Every now and again, you meet people who are as completely reasonable as you are. Stan is one of them.
I was just going to comment about how he should just go ahead and do the Linux thing but then I realised that the caveat that you should stay with XP is perfectly justifiable. If you're not of a techie bent, moving to an OS that has the following commands, you're a tad buggered:
fsck whatever
kill -9 whatever
rm -rf /*
1,$s:Kenny/Self-righteous git/g
I happen to agree with Stan on this one. The security holes are one thing, but the biggest problem with it is that you need a bloody super-computer to run it. God knows how many gigabtyes of memory and oodles of disk space.
Microsoft, in 2001, realised that Sun were going to be a big problem when they released a 64-bit Solaris. So, a little known fact, is that there's a switch that you can use where XP boots into a simulated 64-bit environment. In reality what that means is that you can actually access what a 64-bit OS will be able to address. 32-bit OS's can address 2 gig of memory. After that, it's, to coin a Blackadder phrase, like a broken pencil: pointless. Microsoft missed the boat again.

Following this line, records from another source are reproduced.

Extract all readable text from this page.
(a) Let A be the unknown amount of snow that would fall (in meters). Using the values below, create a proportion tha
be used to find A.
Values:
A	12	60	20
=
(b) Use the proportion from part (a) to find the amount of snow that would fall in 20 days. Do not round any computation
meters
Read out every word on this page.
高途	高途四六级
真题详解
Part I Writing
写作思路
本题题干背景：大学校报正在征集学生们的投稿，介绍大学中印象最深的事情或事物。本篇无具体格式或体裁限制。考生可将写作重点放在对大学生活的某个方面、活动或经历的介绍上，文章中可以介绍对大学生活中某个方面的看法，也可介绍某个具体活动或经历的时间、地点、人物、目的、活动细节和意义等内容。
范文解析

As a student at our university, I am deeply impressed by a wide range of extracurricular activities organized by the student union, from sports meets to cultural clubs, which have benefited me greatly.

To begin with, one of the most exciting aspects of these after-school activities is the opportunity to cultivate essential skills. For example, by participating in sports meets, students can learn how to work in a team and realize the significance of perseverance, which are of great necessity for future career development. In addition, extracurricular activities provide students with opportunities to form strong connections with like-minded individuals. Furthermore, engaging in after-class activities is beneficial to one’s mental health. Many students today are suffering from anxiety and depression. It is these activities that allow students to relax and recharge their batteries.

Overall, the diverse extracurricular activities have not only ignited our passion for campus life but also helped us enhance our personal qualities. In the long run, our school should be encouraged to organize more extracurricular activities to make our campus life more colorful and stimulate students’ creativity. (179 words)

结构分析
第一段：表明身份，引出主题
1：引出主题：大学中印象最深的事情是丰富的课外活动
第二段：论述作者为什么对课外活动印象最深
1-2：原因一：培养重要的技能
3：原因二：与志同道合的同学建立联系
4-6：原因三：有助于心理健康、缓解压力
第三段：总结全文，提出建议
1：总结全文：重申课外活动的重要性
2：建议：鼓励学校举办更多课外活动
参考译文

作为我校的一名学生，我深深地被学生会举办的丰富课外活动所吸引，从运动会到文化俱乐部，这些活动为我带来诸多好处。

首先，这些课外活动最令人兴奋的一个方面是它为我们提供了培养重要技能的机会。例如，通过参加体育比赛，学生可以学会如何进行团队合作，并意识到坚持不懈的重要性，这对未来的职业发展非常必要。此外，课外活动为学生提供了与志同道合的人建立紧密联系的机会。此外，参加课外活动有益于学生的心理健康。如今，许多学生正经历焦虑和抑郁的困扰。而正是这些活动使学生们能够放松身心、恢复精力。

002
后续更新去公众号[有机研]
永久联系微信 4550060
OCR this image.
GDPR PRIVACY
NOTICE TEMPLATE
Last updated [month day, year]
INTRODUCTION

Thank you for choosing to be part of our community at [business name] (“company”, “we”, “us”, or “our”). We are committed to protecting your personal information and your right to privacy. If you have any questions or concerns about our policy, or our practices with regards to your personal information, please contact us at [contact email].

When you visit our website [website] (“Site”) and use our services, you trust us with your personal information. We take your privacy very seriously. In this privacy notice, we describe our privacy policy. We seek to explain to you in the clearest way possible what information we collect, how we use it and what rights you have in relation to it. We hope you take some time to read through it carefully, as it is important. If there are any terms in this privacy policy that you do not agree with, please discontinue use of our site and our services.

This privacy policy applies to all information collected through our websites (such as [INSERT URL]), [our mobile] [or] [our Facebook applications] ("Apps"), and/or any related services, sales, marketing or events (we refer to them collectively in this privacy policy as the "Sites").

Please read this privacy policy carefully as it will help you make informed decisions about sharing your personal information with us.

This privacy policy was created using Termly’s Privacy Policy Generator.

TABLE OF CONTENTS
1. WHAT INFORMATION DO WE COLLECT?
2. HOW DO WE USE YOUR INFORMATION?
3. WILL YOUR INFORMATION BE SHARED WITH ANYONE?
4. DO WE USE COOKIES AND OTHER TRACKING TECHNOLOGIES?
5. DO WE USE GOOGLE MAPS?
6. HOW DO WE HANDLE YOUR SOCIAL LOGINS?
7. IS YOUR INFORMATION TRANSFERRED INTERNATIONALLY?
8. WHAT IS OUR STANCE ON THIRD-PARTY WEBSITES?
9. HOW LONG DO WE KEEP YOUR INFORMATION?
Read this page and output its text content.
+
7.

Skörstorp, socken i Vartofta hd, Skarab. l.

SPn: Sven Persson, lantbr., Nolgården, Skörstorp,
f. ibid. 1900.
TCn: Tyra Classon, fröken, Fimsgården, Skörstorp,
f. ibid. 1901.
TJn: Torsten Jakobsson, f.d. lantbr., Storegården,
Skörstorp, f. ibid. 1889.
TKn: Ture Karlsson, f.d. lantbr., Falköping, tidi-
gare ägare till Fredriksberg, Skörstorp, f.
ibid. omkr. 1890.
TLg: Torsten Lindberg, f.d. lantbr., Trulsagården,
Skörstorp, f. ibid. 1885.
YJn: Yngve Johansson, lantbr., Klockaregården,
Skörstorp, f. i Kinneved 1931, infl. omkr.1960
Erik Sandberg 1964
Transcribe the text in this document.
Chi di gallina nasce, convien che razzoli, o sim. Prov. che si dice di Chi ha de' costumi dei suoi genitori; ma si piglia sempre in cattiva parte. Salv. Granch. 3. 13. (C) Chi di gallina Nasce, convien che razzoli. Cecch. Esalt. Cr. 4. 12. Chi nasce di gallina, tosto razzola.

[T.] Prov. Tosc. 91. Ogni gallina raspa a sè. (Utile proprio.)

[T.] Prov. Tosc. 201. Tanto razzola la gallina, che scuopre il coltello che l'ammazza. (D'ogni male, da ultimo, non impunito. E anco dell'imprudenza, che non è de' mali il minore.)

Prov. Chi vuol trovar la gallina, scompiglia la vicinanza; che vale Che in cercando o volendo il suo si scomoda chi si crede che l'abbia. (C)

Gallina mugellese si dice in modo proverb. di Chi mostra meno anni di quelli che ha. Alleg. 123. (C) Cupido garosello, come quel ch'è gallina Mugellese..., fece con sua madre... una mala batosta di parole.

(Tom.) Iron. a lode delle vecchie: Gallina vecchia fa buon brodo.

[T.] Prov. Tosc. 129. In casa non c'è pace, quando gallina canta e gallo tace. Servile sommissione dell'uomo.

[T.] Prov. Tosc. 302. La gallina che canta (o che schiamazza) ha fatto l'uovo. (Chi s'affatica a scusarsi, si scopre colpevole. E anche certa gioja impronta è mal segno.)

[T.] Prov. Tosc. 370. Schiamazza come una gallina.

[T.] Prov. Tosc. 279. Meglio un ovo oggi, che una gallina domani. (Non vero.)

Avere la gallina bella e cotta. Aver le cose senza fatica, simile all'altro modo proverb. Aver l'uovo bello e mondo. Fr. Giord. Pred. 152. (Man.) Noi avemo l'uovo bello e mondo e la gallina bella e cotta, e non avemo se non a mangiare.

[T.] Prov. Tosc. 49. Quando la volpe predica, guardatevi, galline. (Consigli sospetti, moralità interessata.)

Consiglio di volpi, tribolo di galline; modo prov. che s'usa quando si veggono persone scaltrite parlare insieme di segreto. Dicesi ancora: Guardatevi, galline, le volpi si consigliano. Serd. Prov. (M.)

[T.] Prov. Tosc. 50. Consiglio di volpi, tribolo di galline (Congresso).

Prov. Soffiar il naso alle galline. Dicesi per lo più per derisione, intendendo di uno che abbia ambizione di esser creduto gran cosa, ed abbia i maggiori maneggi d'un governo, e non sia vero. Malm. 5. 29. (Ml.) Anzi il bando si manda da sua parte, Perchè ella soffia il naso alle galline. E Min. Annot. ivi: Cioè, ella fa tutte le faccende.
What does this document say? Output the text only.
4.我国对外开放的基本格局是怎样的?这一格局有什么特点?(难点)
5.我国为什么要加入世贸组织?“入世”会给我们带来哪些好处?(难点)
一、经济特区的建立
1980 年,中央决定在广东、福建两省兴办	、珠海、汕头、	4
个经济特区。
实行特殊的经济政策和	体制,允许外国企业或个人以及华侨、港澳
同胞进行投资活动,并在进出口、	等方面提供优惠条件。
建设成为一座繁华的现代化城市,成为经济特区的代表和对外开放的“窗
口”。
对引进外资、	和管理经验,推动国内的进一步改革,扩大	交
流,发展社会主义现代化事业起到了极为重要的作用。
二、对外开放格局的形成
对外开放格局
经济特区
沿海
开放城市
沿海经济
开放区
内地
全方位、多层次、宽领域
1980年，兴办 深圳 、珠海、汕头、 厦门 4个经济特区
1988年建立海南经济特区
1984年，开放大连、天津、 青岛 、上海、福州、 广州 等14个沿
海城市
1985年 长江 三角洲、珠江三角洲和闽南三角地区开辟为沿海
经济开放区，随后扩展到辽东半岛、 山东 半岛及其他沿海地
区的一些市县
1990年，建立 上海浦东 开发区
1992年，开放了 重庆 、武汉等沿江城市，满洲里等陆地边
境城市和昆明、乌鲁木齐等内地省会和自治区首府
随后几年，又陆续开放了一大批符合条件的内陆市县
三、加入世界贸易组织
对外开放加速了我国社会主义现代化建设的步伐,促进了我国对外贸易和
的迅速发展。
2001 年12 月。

This whole thing amuses me no end. I am one of the people who suffered from when Microsoft
simulated a 32-bit OS back in whenever via a "thunk" layer that mapped 32-bit calls to their 16-bit OS. At the time, TCP/IP was provided by third party suppliers like FTP, Wollongong, Banyan, DEC etc. We had a support contract with Microsoft at the time that allowed us access to third line support immediately. I called them saying that Windows for Workgroups broke DEC's Pathworks. They hung up and never called back. I eventually worked out what the problem was called to tell them -- gratitude was not exactly overflowing.
The problem is that if you have a bunch of celever academics and give them a problem, there's a kind of puritanist approach to it. I'm not saying that a "thunk" layer is a bad idea, just that if you're going to do it, do it right. And understand what you are doing.
And while you're at it, watch those buffer overflows. That is schoolboy stuff. Stan's warnings should be heeded.
1 comment:
There are two things I want from an Operating System :-
(1) Run applications securely
(2) Securely run applications
Pretty much in the same way that I could care less what kind of "diff" is used in my car's steering - all I care about is turning corners without crashing and dying.
If Vista can't do the basics, it's no use to anyone.
Also the point about OS obesity is well-made.